Leverage Office 365 Admin Roles
Probably the least utilized business function of Office 365 is admin roles. You no longer have to give global administrative access for all e-mail and documents to IT. Here’s some insight to mitigate risk, while giving accountability for more agile business operations:
Global Administrator – This role should be assigned to the owner and not IT. After initial setup, Global Administrator access is not necessary for general day-to-day functions. Have a generic admin account as a backup. Any kind of admin role also has the added benefit of entering an alternate e-mail address for self-service password reset. In unusual or emergency situations, you should definitely have an Office 365 Partner of Record for expert support as needed. Finally, you can also enlist the help of Microsoft Office 365 Phone Support at (800) 865-9408.
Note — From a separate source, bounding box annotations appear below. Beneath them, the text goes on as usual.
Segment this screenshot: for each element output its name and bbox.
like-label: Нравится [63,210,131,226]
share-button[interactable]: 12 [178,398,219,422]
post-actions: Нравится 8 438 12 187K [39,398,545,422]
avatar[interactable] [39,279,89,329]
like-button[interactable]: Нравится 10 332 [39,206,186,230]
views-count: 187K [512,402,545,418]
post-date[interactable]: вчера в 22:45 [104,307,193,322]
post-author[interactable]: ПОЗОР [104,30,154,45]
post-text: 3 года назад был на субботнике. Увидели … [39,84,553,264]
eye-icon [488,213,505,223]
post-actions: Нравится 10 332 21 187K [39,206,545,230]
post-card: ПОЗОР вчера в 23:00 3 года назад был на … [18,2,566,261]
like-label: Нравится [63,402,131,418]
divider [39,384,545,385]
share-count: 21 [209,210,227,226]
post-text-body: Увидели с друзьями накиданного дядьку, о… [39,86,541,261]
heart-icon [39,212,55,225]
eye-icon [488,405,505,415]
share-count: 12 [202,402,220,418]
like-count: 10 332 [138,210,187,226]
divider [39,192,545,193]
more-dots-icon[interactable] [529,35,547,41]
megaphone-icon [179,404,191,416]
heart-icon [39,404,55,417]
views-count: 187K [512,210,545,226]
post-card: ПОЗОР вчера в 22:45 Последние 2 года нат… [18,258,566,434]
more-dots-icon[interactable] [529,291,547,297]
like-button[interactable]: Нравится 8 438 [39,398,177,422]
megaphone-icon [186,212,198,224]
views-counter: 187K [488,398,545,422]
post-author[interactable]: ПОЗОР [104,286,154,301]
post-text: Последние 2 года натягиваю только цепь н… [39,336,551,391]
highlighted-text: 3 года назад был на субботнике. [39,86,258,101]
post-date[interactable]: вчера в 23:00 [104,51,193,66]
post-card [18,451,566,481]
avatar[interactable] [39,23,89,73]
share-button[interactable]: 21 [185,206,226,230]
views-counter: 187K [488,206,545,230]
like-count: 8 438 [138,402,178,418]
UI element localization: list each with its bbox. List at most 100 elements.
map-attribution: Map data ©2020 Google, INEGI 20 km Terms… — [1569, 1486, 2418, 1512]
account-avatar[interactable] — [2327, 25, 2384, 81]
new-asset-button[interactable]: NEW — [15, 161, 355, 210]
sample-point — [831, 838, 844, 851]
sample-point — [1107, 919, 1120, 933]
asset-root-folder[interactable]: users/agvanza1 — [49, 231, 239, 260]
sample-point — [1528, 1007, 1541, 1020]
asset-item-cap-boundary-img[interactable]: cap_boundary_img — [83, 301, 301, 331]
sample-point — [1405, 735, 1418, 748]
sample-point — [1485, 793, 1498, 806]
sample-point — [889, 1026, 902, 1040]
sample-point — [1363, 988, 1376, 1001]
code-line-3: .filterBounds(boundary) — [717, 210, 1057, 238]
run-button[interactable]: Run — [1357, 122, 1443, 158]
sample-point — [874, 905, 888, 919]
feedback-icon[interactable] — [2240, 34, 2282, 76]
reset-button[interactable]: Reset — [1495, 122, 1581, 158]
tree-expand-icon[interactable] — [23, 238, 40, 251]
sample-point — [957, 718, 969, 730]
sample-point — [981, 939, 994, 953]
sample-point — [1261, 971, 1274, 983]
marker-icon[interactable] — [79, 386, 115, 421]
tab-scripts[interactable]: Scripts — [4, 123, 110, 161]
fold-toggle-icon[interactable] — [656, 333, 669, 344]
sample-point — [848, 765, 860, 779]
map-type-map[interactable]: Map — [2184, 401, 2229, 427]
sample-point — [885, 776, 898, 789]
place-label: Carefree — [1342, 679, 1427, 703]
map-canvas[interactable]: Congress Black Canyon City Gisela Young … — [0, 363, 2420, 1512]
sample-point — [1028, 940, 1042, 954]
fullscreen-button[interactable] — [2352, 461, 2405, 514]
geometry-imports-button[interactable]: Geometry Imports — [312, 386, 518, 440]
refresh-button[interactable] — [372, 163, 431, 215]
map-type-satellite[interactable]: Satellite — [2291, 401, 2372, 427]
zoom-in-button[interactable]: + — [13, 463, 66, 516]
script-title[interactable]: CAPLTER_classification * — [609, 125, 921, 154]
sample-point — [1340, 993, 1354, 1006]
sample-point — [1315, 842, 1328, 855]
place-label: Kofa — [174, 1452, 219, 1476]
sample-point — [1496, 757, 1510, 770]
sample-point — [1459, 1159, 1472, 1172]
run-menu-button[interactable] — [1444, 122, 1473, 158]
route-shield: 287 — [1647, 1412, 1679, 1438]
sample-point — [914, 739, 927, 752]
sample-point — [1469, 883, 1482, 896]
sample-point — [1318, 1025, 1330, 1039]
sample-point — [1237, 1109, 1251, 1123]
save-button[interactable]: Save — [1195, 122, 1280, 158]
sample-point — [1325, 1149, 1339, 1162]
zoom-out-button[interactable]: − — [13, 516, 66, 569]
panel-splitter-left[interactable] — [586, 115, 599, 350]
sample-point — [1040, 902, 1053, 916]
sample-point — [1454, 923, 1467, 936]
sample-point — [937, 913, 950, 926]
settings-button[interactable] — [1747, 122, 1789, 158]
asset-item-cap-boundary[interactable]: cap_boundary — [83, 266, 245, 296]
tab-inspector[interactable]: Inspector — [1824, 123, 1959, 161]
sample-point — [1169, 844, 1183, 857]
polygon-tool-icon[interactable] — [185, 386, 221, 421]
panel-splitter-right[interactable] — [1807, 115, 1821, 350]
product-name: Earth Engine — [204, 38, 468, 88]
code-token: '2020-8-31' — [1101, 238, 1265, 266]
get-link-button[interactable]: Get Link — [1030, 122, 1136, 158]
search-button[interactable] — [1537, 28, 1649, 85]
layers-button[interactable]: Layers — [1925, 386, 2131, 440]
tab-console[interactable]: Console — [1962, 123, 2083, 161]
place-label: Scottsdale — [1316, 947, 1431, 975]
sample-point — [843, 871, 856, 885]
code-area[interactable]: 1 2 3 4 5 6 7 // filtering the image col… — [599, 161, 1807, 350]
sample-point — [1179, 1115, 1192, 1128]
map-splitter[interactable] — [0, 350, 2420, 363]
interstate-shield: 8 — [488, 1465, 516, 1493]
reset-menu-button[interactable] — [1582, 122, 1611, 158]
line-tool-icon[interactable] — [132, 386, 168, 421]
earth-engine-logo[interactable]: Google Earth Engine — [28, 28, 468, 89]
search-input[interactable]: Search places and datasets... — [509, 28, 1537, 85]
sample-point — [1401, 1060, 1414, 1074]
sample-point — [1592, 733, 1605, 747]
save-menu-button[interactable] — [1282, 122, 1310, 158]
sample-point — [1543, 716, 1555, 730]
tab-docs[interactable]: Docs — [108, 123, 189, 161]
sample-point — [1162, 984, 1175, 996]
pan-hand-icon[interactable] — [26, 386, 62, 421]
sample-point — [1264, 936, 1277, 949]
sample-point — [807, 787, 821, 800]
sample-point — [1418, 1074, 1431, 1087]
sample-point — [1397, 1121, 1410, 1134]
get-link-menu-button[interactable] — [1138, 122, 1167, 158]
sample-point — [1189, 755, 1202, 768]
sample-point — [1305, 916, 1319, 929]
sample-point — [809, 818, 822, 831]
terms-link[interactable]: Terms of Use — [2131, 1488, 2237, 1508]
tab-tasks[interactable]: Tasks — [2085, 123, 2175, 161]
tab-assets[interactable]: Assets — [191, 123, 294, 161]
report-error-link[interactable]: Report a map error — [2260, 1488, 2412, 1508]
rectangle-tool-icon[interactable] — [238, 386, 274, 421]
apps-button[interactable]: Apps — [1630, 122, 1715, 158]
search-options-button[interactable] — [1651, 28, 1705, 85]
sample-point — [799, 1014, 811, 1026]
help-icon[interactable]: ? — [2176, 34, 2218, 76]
User Management Administrator – Support staff should be granted this role to add and delete users, reset passwords, and assign licenses. There is no ability to affect Global Administrator accounts. Most importantly, this role provides no administrative access to any kind of data.
Password Administrator – Department heads or supervisors appreciate having this role to quickly get staff working if IT is not readily available to reset a password. Again, these critical personnel also benefit from being able to reset their own accounts as necessary.
Billing Administrator – Granting this role to someone in Accounting, allows notice of subscription renewal and billing for management purposes as IT generally has little or no budget authority.
The whole reason for moving to cloud computing is security and productivity. Owners and shareholders should retain in control of data. Key players should have enough autonomy and accountability to keep staff working and IT should simply provide service to move the organization forward.